Électeurs de droite et électeurs de gauche interprètent-ils et expliquent-ils les faits de société, les faits divers, de la même manière ?
Des études montrent que les individus de gauche tendent à privilégier
des explications d’ordre social, en termes de détermination par le
milieu. Les personnes de droite privilégient plutôt des explications
internes, plus psychologiques, en termes de responsabilité de l’acteur.
S’agissant d’un acte de délinquance, les individus de droite auront une
interprétation de l’acte impliquant plutôt le délinquant lui-même, sa
supposée « perversion », la façon dont il a intégré ou non les normes
sociales. Les individus de gauche investiront un type d’explications
prenant en compte la condition sociale, familiale du délinquant, le
contexte immédiat de l’acte commis.
Cependant, ces façons d’expliquer les événements ne sont pas
inscrites dans la personnalité des individus. En témoigne une expérience
dans laquelle il fut demandé à des enseignants d’évaluer des élèves en
échec scolaire. Spontanément, les enseignants questionnés ont fourni des
explications appelant à la responsabilité individuelle de l’élève :
« devrait travailler plus », « ne fait pas assez d’efforts »… Mais si,
avant qu’ils procèdent à l’évaluation, il est dit aux enseignants que
leurs réponses seront consignées dans un bulletin syndical, deux types
de réponses apparaissent : certains enseignants restent sur des
explications d’ordre individuel, d’autres adoptent des explications
soulignant par exemple l’origine sociale des parents.

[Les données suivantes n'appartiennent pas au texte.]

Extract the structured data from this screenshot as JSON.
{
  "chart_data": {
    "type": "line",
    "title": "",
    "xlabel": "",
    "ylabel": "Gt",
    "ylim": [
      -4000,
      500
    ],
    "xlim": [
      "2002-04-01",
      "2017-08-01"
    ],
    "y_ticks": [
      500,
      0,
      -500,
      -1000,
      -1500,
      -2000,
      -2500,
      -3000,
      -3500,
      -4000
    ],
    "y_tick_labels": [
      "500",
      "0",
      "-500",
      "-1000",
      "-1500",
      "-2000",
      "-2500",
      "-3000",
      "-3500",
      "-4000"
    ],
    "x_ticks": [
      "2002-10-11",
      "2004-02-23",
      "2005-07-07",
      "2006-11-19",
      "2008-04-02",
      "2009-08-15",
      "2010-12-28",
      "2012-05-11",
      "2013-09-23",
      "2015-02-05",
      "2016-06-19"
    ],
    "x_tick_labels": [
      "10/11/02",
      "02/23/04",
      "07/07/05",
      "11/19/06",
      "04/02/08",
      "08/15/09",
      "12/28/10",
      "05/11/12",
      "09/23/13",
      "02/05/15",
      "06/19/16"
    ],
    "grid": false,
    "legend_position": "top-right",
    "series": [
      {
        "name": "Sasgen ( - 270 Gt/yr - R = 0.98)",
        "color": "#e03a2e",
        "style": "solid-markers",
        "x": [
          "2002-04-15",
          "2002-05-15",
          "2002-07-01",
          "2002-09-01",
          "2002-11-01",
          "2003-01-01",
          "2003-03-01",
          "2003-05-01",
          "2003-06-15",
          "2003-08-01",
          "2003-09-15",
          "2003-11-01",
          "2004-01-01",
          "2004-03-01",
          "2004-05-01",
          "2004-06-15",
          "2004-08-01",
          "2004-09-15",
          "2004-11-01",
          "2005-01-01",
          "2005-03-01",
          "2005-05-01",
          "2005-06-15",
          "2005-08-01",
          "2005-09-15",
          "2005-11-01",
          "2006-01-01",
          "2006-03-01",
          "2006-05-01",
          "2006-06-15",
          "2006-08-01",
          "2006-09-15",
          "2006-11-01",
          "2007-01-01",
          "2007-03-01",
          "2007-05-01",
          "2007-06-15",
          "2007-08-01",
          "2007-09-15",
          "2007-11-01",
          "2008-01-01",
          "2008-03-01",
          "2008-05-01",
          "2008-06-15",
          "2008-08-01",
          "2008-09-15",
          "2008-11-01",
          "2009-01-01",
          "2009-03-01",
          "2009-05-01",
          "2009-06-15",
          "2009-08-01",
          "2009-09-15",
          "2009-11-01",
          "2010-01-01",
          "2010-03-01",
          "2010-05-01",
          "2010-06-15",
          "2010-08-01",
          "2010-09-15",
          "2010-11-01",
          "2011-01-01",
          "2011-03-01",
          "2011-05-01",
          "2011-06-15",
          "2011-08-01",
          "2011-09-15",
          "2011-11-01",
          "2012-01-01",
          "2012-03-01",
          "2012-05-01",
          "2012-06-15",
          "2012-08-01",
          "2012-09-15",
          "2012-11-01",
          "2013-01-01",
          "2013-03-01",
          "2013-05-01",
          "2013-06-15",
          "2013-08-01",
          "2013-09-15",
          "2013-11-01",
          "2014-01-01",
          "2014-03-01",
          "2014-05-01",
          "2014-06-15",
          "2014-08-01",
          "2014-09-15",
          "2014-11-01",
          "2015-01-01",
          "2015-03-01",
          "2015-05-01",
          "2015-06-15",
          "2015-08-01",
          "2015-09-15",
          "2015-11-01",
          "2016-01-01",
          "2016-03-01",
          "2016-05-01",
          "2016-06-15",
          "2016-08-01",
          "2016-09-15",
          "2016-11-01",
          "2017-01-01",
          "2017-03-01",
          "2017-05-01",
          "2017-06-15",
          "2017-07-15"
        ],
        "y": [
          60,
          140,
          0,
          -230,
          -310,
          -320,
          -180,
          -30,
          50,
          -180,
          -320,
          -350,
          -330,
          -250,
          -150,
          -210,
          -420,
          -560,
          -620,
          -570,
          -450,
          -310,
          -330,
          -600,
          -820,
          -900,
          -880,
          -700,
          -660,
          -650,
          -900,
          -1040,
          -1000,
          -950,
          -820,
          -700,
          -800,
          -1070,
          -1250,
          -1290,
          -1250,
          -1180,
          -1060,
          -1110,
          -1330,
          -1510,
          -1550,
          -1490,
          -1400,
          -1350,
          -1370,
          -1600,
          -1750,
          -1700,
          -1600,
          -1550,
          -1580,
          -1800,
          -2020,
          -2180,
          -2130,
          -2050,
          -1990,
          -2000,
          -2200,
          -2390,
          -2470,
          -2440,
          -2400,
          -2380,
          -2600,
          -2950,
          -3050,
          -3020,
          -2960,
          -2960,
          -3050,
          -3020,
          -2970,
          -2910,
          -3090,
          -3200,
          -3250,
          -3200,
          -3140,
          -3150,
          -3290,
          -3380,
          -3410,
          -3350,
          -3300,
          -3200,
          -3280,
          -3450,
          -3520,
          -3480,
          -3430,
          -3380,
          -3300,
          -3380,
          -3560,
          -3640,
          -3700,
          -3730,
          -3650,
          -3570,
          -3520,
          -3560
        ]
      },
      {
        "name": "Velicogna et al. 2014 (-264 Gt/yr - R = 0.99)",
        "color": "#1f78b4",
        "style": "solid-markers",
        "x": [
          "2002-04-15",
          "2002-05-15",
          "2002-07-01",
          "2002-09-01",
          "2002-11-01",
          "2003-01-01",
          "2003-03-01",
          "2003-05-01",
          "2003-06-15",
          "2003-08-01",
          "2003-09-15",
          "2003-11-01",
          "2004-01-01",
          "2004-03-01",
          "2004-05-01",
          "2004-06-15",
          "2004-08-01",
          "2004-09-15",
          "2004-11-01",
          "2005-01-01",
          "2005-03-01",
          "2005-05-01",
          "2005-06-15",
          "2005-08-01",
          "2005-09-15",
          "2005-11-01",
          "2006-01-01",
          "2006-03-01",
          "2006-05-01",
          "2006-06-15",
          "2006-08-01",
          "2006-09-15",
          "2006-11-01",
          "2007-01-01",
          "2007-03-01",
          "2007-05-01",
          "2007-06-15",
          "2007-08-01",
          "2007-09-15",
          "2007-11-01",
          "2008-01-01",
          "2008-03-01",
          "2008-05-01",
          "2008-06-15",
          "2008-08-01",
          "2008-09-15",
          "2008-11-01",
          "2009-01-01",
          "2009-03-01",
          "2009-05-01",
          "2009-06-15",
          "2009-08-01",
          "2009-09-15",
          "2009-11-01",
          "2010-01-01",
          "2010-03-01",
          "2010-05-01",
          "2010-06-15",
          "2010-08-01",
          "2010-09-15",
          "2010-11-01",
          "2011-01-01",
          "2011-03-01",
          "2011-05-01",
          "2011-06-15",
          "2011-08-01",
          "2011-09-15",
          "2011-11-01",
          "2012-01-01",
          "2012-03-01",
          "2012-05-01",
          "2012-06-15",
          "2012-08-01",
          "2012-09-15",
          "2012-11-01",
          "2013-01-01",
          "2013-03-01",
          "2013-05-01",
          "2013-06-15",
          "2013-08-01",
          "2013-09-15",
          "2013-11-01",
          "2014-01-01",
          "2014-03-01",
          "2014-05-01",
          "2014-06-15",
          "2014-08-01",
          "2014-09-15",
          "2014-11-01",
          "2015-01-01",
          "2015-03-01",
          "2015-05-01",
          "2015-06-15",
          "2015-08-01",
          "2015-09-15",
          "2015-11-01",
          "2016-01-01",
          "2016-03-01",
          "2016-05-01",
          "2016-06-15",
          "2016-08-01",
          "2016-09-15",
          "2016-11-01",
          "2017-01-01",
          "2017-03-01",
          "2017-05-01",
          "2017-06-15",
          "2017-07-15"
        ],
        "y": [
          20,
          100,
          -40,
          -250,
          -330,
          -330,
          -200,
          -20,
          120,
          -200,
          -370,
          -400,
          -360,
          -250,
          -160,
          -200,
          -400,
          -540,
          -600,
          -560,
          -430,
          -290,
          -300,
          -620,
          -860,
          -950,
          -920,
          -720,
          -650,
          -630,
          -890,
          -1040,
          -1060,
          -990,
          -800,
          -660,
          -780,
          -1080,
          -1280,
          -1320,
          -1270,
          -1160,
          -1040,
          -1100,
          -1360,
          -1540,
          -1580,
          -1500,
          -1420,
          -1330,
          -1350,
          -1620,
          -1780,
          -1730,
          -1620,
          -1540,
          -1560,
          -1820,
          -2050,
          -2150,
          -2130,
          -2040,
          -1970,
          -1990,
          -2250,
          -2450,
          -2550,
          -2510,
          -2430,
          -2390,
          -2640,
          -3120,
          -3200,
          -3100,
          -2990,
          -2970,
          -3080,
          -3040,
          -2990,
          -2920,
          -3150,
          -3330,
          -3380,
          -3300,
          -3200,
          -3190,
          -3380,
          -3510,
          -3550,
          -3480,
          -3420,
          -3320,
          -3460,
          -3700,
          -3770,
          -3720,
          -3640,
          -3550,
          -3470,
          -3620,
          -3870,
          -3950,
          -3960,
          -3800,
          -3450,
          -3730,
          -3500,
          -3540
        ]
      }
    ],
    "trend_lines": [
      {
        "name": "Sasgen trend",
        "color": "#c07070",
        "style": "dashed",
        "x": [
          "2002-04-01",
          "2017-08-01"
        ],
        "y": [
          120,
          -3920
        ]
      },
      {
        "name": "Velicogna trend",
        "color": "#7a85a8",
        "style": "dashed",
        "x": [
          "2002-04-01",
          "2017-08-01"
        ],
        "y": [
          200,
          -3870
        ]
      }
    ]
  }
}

Ainsi, dès lors
qu’il est placé dans un contexte « politique », l’individu se demande : « Vais-je être bien classé dans le bon groupe ? »
Les divers types d’explications recensés chez les individus sont en
fait inscrits dans la mémoire sociale. Si je veux être reconnu comme une
personne de gauche/de droite, je vais donc puiser dans un certain type
de vocabulaire pour bien affirmer mon appartenance politique. Les
individus mobilisent – sans les maîtriser – ces vocabulaires sociaux
pour faire jouer des processus identitaires.